The Kiss of Death
The finest method of preserving traditions is by implementing and passing them from generation to generation. But to what extent should we continue to pass on a tradition if it does more harm then good? In many parts of Africa, a plethora of people have contracted and unknowingly encouraged the spread of the African Ebola epidemic by keeping up the tradition of kissing the deceased victims. Although they have passed, their bodies still host and transfer the virus via human contact.
Peter Piot was one of the first scientists to identify the first cases of Ebola in the Democratic Republic of Congo and he has been thoroughly involved with the current outbreak. Piot has acknowledged that while at the funeral, it is a rite in which the family must touch the body as well as feast in its presence. While this is justified as a religious custom being carried out, the friends and families continue to rule out the possibility of getting infected and becoming newly appointed carriers of the virus. One possible suggestion may be that the families are strongly superstitious of what may come to be if they do not proceed with the established practices. Drastic measures have been taken by both the people and the churches across Africa to stop the spread. Some fearful villagers had brought it upon themselves to kill members of a disinfection and awareness team as they believed they were the one’s who brought the disease.
Churches recognize that the workers were on a humanitarian mission to eradicate the disease and have took responsibility in informing the public about it. They have suggested that the people find an alternate way to religiously bid farewell to the deceased. Piot and many others are seeking help from religious and cultural traditionalists for answers to guide the people away from the epidemic without disrupting the traditions. In an effort to prevent the circulation of Ebola, churches have thoughtfully placed hand-washing buckets as well as disinfectants at their entrances. Ushers are recommended to wear gloves as they are collecting or counting offerings.

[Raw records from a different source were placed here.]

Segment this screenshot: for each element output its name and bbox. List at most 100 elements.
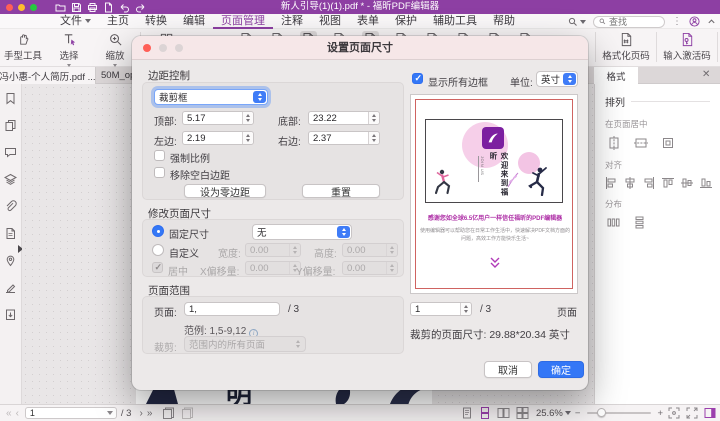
more-options-icon[interactable]: ⋮ bbox=[672, 16, 682, 27]
search-input[interactable] bbox=[609, 17, 659, 27]
ok-button[interactable]: 确定 bbox=[538, 361, 584, 378]
fullscreen-icon[interactable] bbox=[686, 407, 698, 419]
signature-icon[interactable] bbox=[4, 281, 17, 294]
align-middle-icon[interactable] bbox=[681, 177, 693, 189]
menu-view[interactable]: 视图 bbox=[311, 14, 349, 29]
bookmarks-icon[interactable] bbox=[4, 92, 17, 105]
zoom-slider[interactable] bbox=[587, 412, 651, 414]
redo-icon[interactable] bbox=[135, 2, 146, 13]
stepper-icon[interactable] bbox=[368, 132, 379, 144]
menu-form[interactable]: 表单 bbox=[349, 14, 387, 29]
right-margin-input[interactable]: 2.37 bbox=[308, 131, 380, 145]
zero-margin-button[interactable]: 设为零边距 bbox=[184, 184, 266, 198]
tab-document-1[interactable]: 冯小惠-个人简历.pdf ... bbox=[0, 67, 96, 84]
destinations-icon[interactable] bbox=[4, 254, 17, 267]
hand-tool-button[interactable]: 手型工具 bbox=[0, 29, 46, 62]
close-panel-icon[interactable]: ✕ bbox=[702, 69, 710, 80]
search-box[interactable] bbox=[593, 16, 665, 28]
pages-icon[interactable] bbox=[4, 119, 17, 132]
account-avatar[interactable] bbox=[689, 16, 700, 27]
open-file-icon[interactable] bbox=[55, 2, 66, 13]
last-page-icon[interactable]: » bbox=[145, 408, 155, 419]
menu-accessibility[interactable]: 辅助工具 bbox=[425, 14, 485, 29]
file-properties-icon[interactable] bbox=[4, 227, 17, 240]
unit-dropdown[interactable]: 英寸 bbox=[536, 71, 578, 87]
align-top-icon[interactable] bbox=[662, 177, 674, 189]
top-margin-input[interactable]: 5.17 bbox=[182, 111, 254, 125]
stepper-icon[interactable] bbox=[242, 112, 253, 124]
close-window-button[interactable] bbox=[6, 4, 13, 11]
undo-icon[interactable] bbox=[119, 2, 130, 13]
toggle-panel-icon[interactable] bbox=[704, 407, 716, 419]
menu-home[interactable]: 主页 bbox=[99, 14, 137, 29]
page-range-input[interactable]: 1, bbox=[184, 302, 280, 316]
menu-edit[interactable]: 编辑 bbox=[175, 14, 213, 29]
remove-white-margins-checkbox[interactable] bbox=[154, 167, 165, 178]
first-page-icon[interactable]: « bbox=[4, 408, 14, 419]
fixed-size-radio[interactable] bbox=[152, 225, 164, 237]
quick-tool-dropdown[interactable] bbox=[568, 17, 586, 27]
zoom-slider-knob[interactable] bbox=[597, 408, 606, 417]
align-center-h-icon[interactable] bbox=[624, 177, 636, 189]
collapse-ribbon-icon[interactable] bbox=[707, 17, 716, 26]
constrain-proportions-checkbox[interactable] bbox=[154, 150, 165, 161]
tab-document-2[interactable]: 50M_opt bbox=[97, 67, 137, 84]
tab-format-panel[interactable]: 格式 bbox=[594, 67, 638, 84]
menu-page-management[interactable]: 页面管理 bbox=[213, 14, 273, 29]
page-preview[interactable]: JOIN US 欢迎来到福昕 感谢您如全球6.5亿用户一样信任福昕的PDF编辑器… bbox=[410, 94, 578, 294]
distribute-vertical-icon[interactable] bbox=[633, 216, 646, 229]
print-icon[interactable] bbox=[87, 2, 98, 13]
stepper-icon[interactable] bbox=[368, 112, 379, 124]
menu-help[interactable]: 帮助 bbox=[485, 14, 523, 29]
format-page-number-button[interactable]: 格式化页码 bbox=[598, 29, 654, 62]
reset-button[interactable]: 重置 bbox=[302, 184, 380, 198]
single-page-view-icon[interactable] bbox=[461, 407, 473, 419]
align-label: 对齐 bbox=[595, 159, 720, 171]
page-number-input[interactable]: 1 bbox=[25, 407, 117, 419]
menu-comment[interactable]: 注释 bbox=[273, 14, 311, 29]
box-type-dropdown[interactable]: 裁剪框 bbox=[154, 89, 268, 105]
previous-view-icon[interactable] bbox=[162, 407, 175, 419]
save-icon[interactable] bbox=[71, 2, 82, 13]
left-margin-input[interactable]: 2.19 bbox=[182, 131, 254, 145]
fixed-size-dropdown[interactable]: 无 bbox=[252, 224, 352, 240]
height-input: 0.00 bbox=[342, 243, 398, 257]
distribute-horizontal-icon[interactable] bbox=[607, 216, 620, 229]
center-vertical-icon[interactable] bbox=[634, 136, 648, 150]
fit-page-icon[interactable] bbox=[668, 407, 680, 419]
menu-file[interactable]: 文件 bbox=[52, 14, 99, 29]
new-document-icon[interactable] bbox=[103, 2, 114, 13]
align-left-icon[interactable] bbox=[605, 177, 617, 189]
comments-icon[interactable] bbox=[4, 146, 17, 159]
attachments-icon[interactable] bbox=[4, 200, 17, 213]
align-right-icon[interactable] bbox=[643, 177, 655, 189]
cancel-button[interactable]: 取消 bbox=[484, 361, 532, 378]
next-page-icon[interactable]: › bbox=[137, 408, 144, 419]
custom-size-radio[interactable] bbox=[152, 244, 164, 256]
zoom-level-label[interactable]: 25.6% bbox=[536, 408, 571, 419]
zoom-in-icon[interactable]: + bbox=[657, 408, 663, 419]
stepper-icon[interactable] bbox=[460, 303, 471, 315]
next-view-icon[interactable] bbox=[181, 407, 194, 419]
preview-page-input[interactable]: 1 bbox=[410, 302, 472, 316]
menu-convert[interactable]: 转换 bbox=[137, 14, 175, 29]
stepper-icon[interactable] bbox=[242, 132, 253, 144]
center-horizontal-icon[interactable] bbox=[607, 136, 621, 150]
show-all-borders-checkbox[interactable] bbox=[412, 73, 423, 84]
align-bottom-icon[interactable] bbox=[700, 177, 712, 189]
center-both-icon[interactable] bbox=[661, 136, 675, 150]
previous-page-icon[interactable]: ‹ bbox=[14, 408, 21, 419]
facing-view-icon[interactable] bbox=[497, 407, 510, 419]
export-panel-icon[interactable] bbox=[4, 308, 17, 321]
show-all-borders-label: 显示所有边框 bbox=[428, 74, 488, 89]
zoom-out-icon[interactable]: − bbox=[575, 408, 581, 419]
facing-continuous-view-icon[interactable] bbox=[516, 407, 529, 419]
menu-protect[interactable]: 保护 bbox=[387, 14, 425, 29]
layers-icon[interactable] bbox=[4, 173, 17, 186]
zoom-window-button[interactable] bbox=[30, 4, 37, 11]
select-tool-button[interactable]: 选择 bbox=[46, 29, 92, 67]
minimize-window-button[interactable] bbox=[18, 4, 25, 11]
continuous-view-icon-active[interactable] bbox=[479, 407, 491, 419]
bottom-margin-input[interactable]: 23.22 bbox=[308, 111, 380, 125]
activation-code-button[interactable]: 输入激活码 bbox=[659, 29, 715, 62]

Taking the religious aspect into account, we can understand that the people are simply respecting a tradition. This is how it has always been and often goes without consequence, which offers an explanation as to why the strong believers would not doubt it. Often we feel the need to justify our believes by testing ourselves to see exactly how strong our belief system is, much like what’s occurring across African villages. It seems that the villagers would rather accept an infection then disturb a tradition that means to ensure the passing of their loved ones into the afterlife. They say that funerals in general are more for the living then the deceased. If one goes to a funeral, they are entitled to pay their respects however in a critical situation like this, health, immunity, and sanitization should be at the top of our worries.